I don't know if I would even do this... kind of creepy... BUT


----------



## faithmarie (Oct 18, 2008)




----------



## UncleJoe (Jan 11, 2009)

faithmarie said:


> I don't know if I would even do this... kind of creepy... BUT


The way she describes all the potential dangers of the stuff reminds me of the "possible side effects" the drug companies warn us about.  I think I'll pass.


----------



## kejmack (May 17, 2011)

Creepy? I kept expecting a deranged clown to jump out. LOL

I can tell you from my Amish past that eggs will keep for 3 months in a cool place if you do NOT wash them. We kept ours on the kitchen counter and that isn't exactly a cool place. If you keep them in your cellar, they'll be fine. If you need to keep them longer than that, you can coat them in mineral oil.


----------



## cnsper (Sep 20, 2012)

Yeah I would not use that stuff. I prefer the lard method of storage. It is something that will be around post tragedy.


----------



## goshengirl (Dec 18, 2010)

kejmack, would you wash them before using mineral oil? Our current method is fine for the number of eggs our chickens produce (unwashed). But if our girls become more productive as the days get longer, I may consider the mineral oil option.


----------



## faithmarie (Oct 18, 2008)

kejmack said:


> Creepy? I kept expecting a deranged clown to jump out. LOL


Thanks!!!!! I will be laughing all day at that one!!!!!!


----------



## kejmack (May 17, 2011)

goshengirl said:


> kejmack, would you wash them before using mineral oil? Our current method is fine for the number of eggs our chickens produce (unwashed). But if our girls become more productive as the days get longer, I may consider the mineral oil option.
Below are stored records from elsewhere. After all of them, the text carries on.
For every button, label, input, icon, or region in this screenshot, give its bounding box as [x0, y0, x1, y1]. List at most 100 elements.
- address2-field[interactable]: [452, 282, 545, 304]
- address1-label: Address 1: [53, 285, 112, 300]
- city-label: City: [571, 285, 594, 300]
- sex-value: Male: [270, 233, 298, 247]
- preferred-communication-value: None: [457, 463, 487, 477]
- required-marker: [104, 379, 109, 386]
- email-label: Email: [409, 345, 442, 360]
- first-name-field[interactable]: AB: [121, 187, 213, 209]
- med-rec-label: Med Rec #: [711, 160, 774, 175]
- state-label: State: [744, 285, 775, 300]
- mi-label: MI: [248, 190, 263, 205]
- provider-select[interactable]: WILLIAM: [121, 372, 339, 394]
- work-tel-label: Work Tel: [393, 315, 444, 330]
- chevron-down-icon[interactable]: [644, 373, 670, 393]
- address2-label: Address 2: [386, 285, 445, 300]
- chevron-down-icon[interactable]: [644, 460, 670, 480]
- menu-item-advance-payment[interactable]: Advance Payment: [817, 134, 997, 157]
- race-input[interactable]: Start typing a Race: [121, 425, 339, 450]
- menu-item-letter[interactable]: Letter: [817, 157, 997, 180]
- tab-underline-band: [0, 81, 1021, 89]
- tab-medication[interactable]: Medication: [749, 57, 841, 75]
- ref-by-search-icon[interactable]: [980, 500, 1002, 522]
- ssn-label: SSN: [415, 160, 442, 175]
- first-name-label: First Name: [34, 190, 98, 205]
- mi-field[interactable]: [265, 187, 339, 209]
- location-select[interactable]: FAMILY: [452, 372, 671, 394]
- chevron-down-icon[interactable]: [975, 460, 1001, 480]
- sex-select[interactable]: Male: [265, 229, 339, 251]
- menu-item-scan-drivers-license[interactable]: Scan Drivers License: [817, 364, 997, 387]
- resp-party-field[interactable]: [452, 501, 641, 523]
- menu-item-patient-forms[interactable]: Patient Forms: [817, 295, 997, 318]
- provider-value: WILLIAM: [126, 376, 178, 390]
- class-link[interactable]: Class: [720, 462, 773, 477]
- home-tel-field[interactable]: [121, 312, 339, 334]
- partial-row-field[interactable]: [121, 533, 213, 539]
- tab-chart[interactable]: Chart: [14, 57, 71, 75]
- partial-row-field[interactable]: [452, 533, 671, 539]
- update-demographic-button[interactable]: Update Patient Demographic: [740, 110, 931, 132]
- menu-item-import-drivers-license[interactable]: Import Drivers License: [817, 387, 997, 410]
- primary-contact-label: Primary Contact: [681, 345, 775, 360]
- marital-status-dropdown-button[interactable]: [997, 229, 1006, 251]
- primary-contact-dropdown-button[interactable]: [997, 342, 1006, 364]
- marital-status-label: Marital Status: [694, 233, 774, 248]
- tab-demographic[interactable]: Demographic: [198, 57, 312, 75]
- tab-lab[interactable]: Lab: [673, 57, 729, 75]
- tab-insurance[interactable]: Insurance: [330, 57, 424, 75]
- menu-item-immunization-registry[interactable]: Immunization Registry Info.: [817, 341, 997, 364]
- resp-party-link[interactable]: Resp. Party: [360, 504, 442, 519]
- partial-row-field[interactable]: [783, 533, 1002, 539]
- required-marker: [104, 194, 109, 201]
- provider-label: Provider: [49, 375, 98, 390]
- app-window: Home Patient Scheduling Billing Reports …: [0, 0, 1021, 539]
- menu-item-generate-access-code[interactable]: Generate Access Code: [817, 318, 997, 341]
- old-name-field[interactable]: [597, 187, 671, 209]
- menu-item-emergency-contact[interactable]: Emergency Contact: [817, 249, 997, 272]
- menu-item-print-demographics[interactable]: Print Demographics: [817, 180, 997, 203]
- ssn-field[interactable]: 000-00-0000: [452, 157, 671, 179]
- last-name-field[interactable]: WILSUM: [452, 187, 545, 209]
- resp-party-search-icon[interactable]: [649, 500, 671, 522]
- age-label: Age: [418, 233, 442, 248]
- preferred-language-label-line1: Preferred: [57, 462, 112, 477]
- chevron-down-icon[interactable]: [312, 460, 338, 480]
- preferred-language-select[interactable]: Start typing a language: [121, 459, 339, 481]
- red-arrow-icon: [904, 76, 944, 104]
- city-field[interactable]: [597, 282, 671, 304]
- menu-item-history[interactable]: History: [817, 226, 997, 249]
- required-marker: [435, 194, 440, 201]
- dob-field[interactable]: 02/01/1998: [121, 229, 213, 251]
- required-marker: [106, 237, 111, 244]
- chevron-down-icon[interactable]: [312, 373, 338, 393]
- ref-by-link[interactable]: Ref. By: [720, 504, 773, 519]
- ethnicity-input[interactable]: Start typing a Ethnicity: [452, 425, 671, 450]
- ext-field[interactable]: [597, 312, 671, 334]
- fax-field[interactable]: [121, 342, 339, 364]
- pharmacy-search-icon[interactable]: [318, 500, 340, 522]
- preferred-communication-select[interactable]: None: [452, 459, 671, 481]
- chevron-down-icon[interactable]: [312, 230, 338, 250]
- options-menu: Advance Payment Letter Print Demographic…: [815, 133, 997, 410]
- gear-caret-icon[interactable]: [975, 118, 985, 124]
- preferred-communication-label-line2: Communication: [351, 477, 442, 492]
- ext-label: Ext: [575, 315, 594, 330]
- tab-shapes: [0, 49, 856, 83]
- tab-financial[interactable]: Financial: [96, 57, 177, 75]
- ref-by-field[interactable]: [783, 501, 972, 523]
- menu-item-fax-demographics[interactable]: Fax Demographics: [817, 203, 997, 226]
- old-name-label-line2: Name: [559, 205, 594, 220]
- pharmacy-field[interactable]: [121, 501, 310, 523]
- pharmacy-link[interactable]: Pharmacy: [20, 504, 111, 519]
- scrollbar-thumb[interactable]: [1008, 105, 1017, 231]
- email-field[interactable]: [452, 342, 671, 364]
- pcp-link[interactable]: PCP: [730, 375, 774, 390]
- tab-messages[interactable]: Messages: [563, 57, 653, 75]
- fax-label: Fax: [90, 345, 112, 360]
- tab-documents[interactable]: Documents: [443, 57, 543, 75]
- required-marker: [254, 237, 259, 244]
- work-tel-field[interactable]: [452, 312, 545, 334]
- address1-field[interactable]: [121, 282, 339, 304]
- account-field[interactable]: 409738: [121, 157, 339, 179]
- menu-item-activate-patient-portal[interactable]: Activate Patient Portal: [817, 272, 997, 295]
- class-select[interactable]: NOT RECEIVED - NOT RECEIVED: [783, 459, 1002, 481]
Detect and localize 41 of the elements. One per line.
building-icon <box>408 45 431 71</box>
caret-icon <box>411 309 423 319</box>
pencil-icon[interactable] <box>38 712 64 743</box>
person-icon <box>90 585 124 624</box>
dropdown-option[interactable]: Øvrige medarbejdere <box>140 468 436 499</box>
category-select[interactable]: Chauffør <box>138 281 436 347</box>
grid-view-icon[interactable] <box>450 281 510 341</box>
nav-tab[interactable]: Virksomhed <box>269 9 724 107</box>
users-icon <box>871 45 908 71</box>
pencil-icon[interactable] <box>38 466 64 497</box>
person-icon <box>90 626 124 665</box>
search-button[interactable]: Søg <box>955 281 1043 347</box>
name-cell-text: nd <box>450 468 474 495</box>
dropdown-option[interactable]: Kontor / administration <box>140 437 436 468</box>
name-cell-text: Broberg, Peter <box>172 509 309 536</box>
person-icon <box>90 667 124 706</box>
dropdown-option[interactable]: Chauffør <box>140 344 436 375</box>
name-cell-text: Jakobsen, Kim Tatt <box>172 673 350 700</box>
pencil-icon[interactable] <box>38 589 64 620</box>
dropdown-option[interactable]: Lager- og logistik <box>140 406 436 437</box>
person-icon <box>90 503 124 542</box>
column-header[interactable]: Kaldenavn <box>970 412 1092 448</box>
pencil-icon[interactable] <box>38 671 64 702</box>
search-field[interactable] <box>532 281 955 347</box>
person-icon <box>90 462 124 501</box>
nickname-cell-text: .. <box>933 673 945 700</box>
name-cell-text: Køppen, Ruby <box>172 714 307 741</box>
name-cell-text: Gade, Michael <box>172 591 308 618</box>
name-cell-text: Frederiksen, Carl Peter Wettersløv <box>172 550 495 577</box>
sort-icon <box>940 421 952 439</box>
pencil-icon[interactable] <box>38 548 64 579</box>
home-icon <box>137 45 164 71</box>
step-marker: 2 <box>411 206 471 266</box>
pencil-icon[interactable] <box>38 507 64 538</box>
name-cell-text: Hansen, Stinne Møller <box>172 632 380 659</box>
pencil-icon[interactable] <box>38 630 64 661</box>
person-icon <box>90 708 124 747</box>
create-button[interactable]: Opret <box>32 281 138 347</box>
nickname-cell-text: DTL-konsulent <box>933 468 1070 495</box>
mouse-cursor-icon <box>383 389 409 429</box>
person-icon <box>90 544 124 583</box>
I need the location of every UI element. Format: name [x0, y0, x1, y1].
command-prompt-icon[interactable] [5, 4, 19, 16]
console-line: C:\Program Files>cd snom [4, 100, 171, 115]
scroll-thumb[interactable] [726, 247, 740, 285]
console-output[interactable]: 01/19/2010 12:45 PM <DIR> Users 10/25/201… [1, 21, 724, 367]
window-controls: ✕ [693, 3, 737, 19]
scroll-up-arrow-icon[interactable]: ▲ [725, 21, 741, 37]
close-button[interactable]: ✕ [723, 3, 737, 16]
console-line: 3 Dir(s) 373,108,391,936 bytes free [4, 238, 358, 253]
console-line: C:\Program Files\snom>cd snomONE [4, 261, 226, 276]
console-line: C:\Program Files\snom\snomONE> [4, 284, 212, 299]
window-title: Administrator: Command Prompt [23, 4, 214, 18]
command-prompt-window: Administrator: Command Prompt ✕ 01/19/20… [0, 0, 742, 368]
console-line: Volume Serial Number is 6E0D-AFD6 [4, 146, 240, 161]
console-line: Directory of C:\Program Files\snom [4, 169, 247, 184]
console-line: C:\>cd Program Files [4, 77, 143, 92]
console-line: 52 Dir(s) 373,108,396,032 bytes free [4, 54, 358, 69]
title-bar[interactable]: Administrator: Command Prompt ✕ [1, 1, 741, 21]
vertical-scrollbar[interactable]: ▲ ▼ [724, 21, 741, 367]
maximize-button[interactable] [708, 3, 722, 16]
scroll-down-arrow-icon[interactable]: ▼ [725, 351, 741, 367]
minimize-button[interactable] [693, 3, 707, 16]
No, we did not wash them first.


----------



## The_Blob (Dec 24, 2008)

if you use the search tool, 'preserving eggs' you will find a merged thread with much info on this topic.

also

http://www.motherearthnews.com/Sustainable-Farming/1977-11-01/Fresh-Eggs.aspx


----------



## sewserious (Mar 16, 2010)

This is not a new way to store eggs; one of the ways my grandma used.


----------



## rhrobert (Apr 27, 2009)

Yeah, we always kept our eggs unwashed on the counter, if we had too many, my granny would put them in waterglass in the cellar. Don't remember ever having a bad egg


----------



## bluestocking (Jan 10, 2013)

cnsper, what is the lard method of egg storage?


----------



## IlliniWarrior (Nov 30, 2010)

"water glassing" eggs goes back over a 150 years .... this U-Tube is just BS .... the various methods of preserving eggs long term has been examined countless times .... water glassing gave the best long term results .... 9 months without a problem .... under the perfect conditions a year is even possible ..... if anyone ever goes "zombie" or "deranged clownish" .... I'll take back my decision


----------



## faithmarie (Oct 18, 2008)

I don't think they were saying these are new ways to preserve eggs, they were just a couple of women experimenting with how people preserve eggs on video.... :flower:


----------



## cnsper (Sep 20, 2012)

bluestocking said:


> cnsper, what is the lard method of egg storage?


Just coating them with lard instead of mineral oil. The shell is porous and the mineral oil will leach into the egg over time. There is a whole article on mother earth news about it. There was other methods that lasted longer but lard will be available post SHTF.


----------